Grapefruit (1964) and Ono’s Conceptual Art
Perhaps the most well-known of all of Ono’s artist’s books is Grapefruit. The Solomon R. Guggenheim Museum Library describes it as “one of the best early examples of conceptual art,” and explains that Ono selected the title for a simple reason: she “liked grapefruit as a child and—believing this fruit to be a hybrid of an orange and a lemon—that it reflected her sense of herself as a ‘spiritual hybrid.’”
What do you need to know about this artist’s book? First, it’s really difficult and expensive to obtain a true first edition. The first edition was published in 1964 by Wunternaum Press in Japan in a very small edition of only 500. Each of these original 500 copies has the handwritten title, “Grapefruit,” on the cover—all handwritten by Ono herself. As such, each of the covers is distinct from all others. The Guggenheim Library has a copy in its special collections, and it pulled it out for viewing during NYC Rare Book Week in 2015.
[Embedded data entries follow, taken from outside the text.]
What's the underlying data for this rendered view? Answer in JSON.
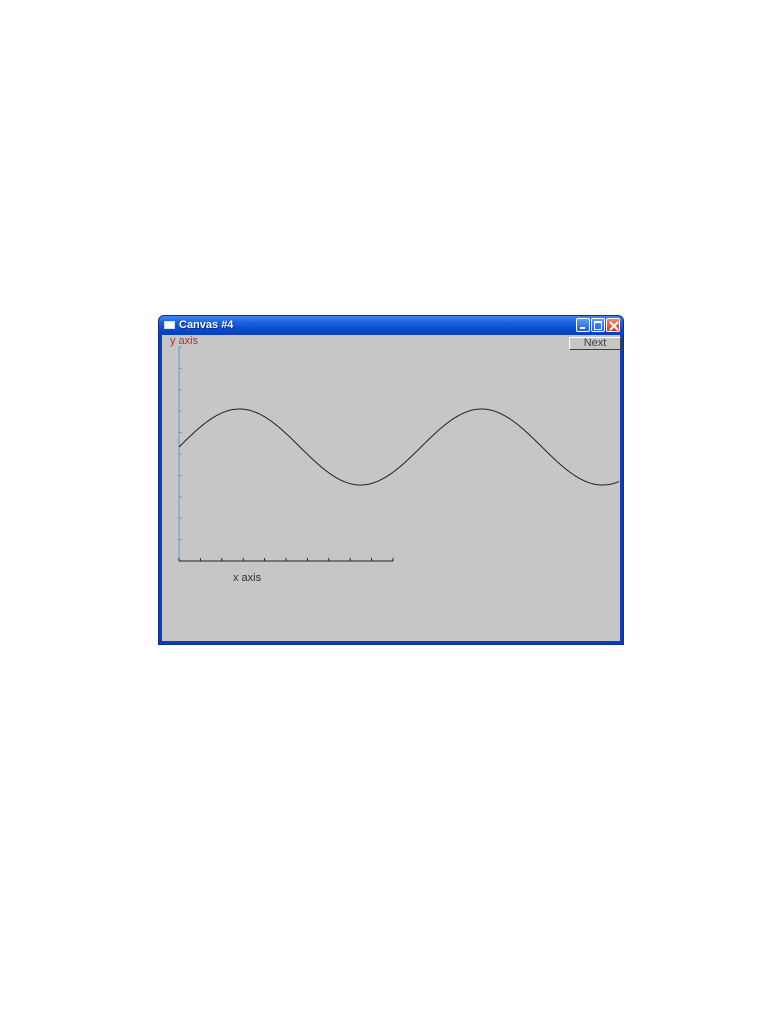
{
  "window": {
    "title": "Canvas #4",
    "next_label": "Next"
  },
  "chart_data": {
    "type": "line",
    "xlabel": "x axis",
    "ylabel": "y axis",
    "x_ticks": 10,
    "y_ticks": 10,
    "series": [
      {
        "values_note": "",
        "amplitude": 1,
        "periods_visible": 1.9
      }
    ],
    "colors": {
      "y_axis": "#4aa8c0",
      "x_axis": "#202020",
      "ylabel": "#b03030",
      "curve": "#202020"
    }
  }
}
To obtain a copy of Grapefruit, art book collectors should expect to pay tens of thousands of dollars. For instance, we’ve seen copies of the first edition inscribed by Yoko Ono selling for more than $30,000. In 1970, Simon & Schuster published an edition of the artist book with facsimiles of the illustrations and text contained within the original. Even copies of this edition, inscribed by Ono, can sell for more than $10,000. A year later, Sphere Books published the first British paperback edition in London, and inscribed copies of this edition, too, have been sold for thousands of dollars.
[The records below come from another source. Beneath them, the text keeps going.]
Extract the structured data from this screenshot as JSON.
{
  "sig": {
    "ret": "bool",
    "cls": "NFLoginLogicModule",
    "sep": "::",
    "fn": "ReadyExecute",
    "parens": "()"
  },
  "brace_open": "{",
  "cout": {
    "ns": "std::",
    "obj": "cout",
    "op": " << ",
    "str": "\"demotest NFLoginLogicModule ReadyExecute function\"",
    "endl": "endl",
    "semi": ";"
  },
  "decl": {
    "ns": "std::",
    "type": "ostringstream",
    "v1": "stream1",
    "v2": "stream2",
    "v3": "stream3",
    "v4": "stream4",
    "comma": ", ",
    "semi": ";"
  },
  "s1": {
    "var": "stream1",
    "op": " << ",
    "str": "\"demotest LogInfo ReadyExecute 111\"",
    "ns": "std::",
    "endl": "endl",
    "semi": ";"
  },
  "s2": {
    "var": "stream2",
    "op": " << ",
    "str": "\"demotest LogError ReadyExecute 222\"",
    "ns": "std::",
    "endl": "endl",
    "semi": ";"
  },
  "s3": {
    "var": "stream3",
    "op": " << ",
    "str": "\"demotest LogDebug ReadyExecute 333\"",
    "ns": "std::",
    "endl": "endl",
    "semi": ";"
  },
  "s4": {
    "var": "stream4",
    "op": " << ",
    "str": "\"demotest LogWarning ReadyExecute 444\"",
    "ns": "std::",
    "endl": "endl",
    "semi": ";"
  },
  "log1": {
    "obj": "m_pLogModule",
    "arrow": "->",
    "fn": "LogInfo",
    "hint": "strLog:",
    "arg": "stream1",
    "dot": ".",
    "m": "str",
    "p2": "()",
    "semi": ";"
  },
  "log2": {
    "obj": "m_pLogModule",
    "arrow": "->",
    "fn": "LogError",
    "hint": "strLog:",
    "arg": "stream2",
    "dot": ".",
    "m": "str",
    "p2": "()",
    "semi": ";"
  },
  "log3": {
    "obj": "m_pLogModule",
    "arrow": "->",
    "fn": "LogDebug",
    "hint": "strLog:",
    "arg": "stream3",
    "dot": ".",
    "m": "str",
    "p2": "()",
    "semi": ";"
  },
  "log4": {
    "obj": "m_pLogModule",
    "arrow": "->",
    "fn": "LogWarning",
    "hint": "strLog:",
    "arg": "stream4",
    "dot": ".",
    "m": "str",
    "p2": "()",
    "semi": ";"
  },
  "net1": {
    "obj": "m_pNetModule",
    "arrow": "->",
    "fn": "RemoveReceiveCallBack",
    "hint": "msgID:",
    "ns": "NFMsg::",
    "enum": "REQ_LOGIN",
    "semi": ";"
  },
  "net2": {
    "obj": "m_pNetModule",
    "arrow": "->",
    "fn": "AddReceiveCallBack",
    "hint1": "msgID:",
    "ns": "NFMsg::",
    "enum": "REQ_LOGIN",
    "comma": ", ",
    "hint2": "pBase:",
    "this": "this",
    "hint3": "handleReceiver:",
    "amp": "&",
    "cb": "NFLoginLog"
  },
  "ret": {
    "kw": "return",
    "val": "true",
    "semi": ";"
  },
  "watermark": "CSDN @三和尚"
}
In addition to Grapefruit, collectors might be interested in An Invisible Flower (2012). Although it wasn’t published until 2012, Ono actually wrote the book back when she was 19 years old. Ono’s son, Sean, discovered the book and wanted to publish it. In an interview with Life + Times, Ono explained that her son mistook the character of “Smelty John” for a reference to his father: “I thought it was touching that he thought ‘John’ in the story was his dad. So I let him do what he wanted and publish it. But there is some strange connection with a drawing John Lennon did that same year, 1952.”
Ballads of John and Yoko
Speaking of John and Yoko, in addition to copies of Grapefruit and numerous other art objects created during her time with Fluxus, Ono also wrote and published a number of books and pieces of ephemera with her husband, John Lennon. These objects, too, should be of interest to anyone who collects artist books (especially those of Ono).
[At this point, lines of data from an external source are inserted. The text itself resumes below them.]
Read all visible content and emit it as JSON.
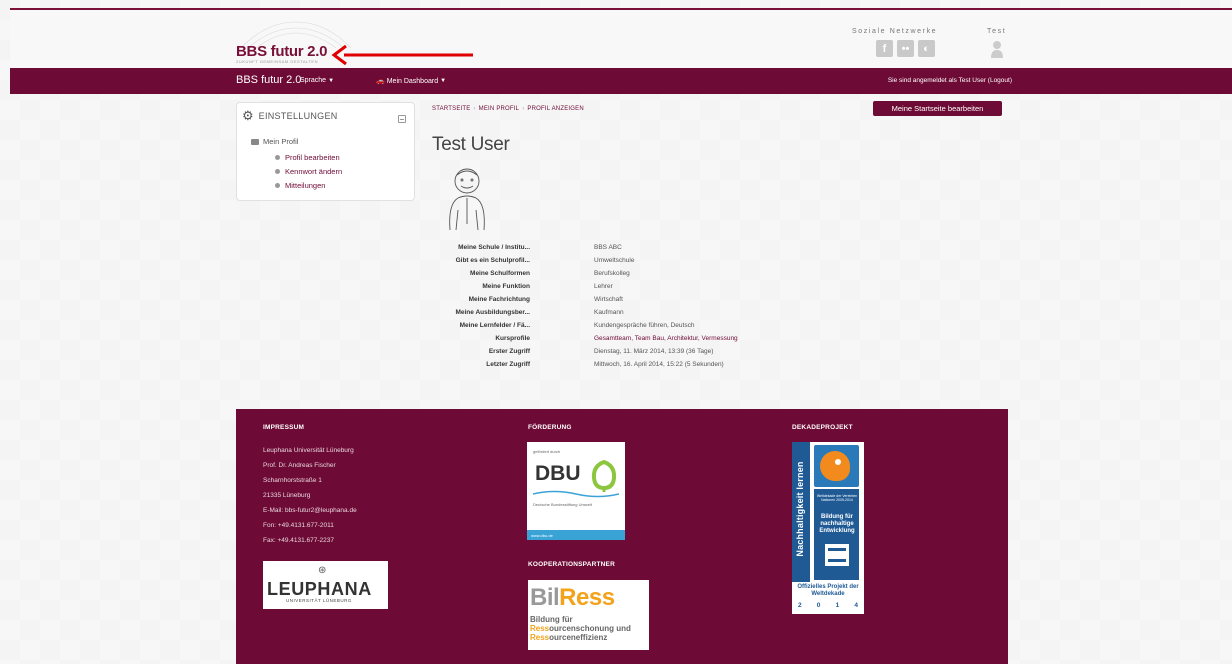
{
  "header": {
    "logo_title": "BBS futur 2.0",
    "logo_sub": "ZUKUNFT GEMEINSAM GESTALTEN",
    "social_title": "Soziale Netzwerke",
    "test_title": "Test",
    "social_icons": [
      "facebook-icon",
      "flickr-icon",
      "circle-icon"
    ]
  },
  "nav": {
    "brand": "BBS futur 2.0",
    "language": "Sprache",
    "dashboard": "Mein Dashboard",
    "login_status": "Sie sind angemeldet als Test User (Logout)"
  },
  "settings": {
    "title": "EINSTELLUNGEN",
    "root": "Mein Profil",
    "items": [
      "Profil bearbeiten",
      "Kennwort ändern",
      "Mitteilungen"
    ]
  },
  "breadcrumb": [
    "STARTSEITE",
    "MEIN PROFIL",
    "PROFIL ANZEIGEN"
  ],
  "edit_button": "Meine Startseite bearbeiten",
  "profile": {
    "name": "Test User",
    "rows": [
      {
        "label": "Meine Schule / Institu...",
        "value": "BBS ABC"
      },
      {
        "label": "Gibt es ein Schulprofil...",
        "value": "Umweltschule"
      },
      {
        "label": "Meine Schulformen",
        "value": "Berufskolleg"
      },
      {
        "label": "Meine Funktion",
        "value": "Lehrer"
      },
      {
        "label": "Meine Fachrichtung",
        "value": "Wirtschaft"
      },
      {
        "label": "Meine Ausbildungsber...",
        "value": "Kaufmann"
      },
      {
        "label": "Meine Lernfelder / Fä...",
        "value": "Kundengespräche führen, Deutsch"
      },
      {
        "label": "Kursprofile",
        "value": "Gesamtteam, Team Bau, Architektur, Vermessung"
      },
      {
        "label": "Erster Zugriff",
        "value": "Dienstag, 11. März 2014, 13:39  (36 Tage)"
      },
      {
        "label": "Letzter Zugriff",
        "value": "Mittwoch, 16. April 2014, 15:22  (5 Sekunden)"
      }
    ]
  },
  "footer": {
    "impressum_title": "IMPRESSUM",
    "impressum_lines": [
      "Leuphana Universität Lüneburg",
      "Prof. Dr. Andreas Fischer",
      "Scharnhorststraße 1",
      "21335 Lüneburg",
      "E-Mail:  bbs-futur2@leuphana.de",
      "Fon:     +49.4131.677-2011",
      "Fax:     +49.4131.677-2237"
    ],
    "leuphana_name": "LEUPHANA",
    "leuphana_sub": "UNIVERSITÄT LÜNEBURG",
    "foerderung_title": "FÖRDERUNG",
    "dbu_top": "gefördert durch",
    "dbu_name": "DBU",
    "dbu_sub": "Deutsche Bundesstiftung Umwelt",
    "dbu_url": "www.dbu.de",
    "koop_title": "KOOPERATIONSPARTNER",
    "bilress_bil": "Bil",
    "bilress_ress": "Ress",
    "bilress_l1": "Bildung für",
    "bilress_l2a": "Ress",
    "bilress_l2b": "ourcenschonung und",
    "bilress_l3a": "Ress",
    "bilress_l3b": "ourceneffizienz",
    "dekade_title": "DEKADEPROJEKT",
    "dekade_vertical": "Nachhaltigkeit lernen",
    "dekade_small": "Weltdekade der Vereinten Nationen 2005-2014",
    "dekade_bfne": "Bildung für nachhaltige Entwicklung",
    "dekade_official": "Offizielles Projekt der Weltdekade",
    "dekade_year": [
      "2",
      "0",
      "1",
      "4"
    ]
  },
  "colors": {
    "brand": "#6d0a35",
    "arrow": "#e00000"
  }
}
For example, in 1969, Ono and Lennon self-published a “War is Over!” flyer, “if you want it.” The broadside, really, ends with a wish from the creators: “Happy Christmas from John & Yoko.” For any collector of Yoko Ono’s works, these flyers are quite rare, but a handful of them are floating around for sale. There may even be an opportunity to find signed or inscribed copies for the particularly discerning collector.
In addition, we recommend looking into Skywriting By Word of Mouth and Other Writings, including The Ballad of John and Yoko (1986). This book initially was written while Ono was pregnant with Sean, and Lennon planned to publish it shortly thereafter. However, given his assassination in 1980, the publication of the book was put on hold until 1986. Collectors can find first editions of the book published by Harper & Row, and they may even be able to get their hands on a signed and inscribed copy.
If you’re interested in learning more about artists’ books or beginning a new collection, the individual work of Yoko Ono, as well as her collaborations with John Lennon, could be a fascinating place to start. We recommend seeking out Fluxus items and catalogues in which Ono may be featured, along with individual monographs and exhibition catalogues featuring her work. And certainly don’t forget about broadsides and other pieces of ephemera that could make particularly interesting additions to any collection.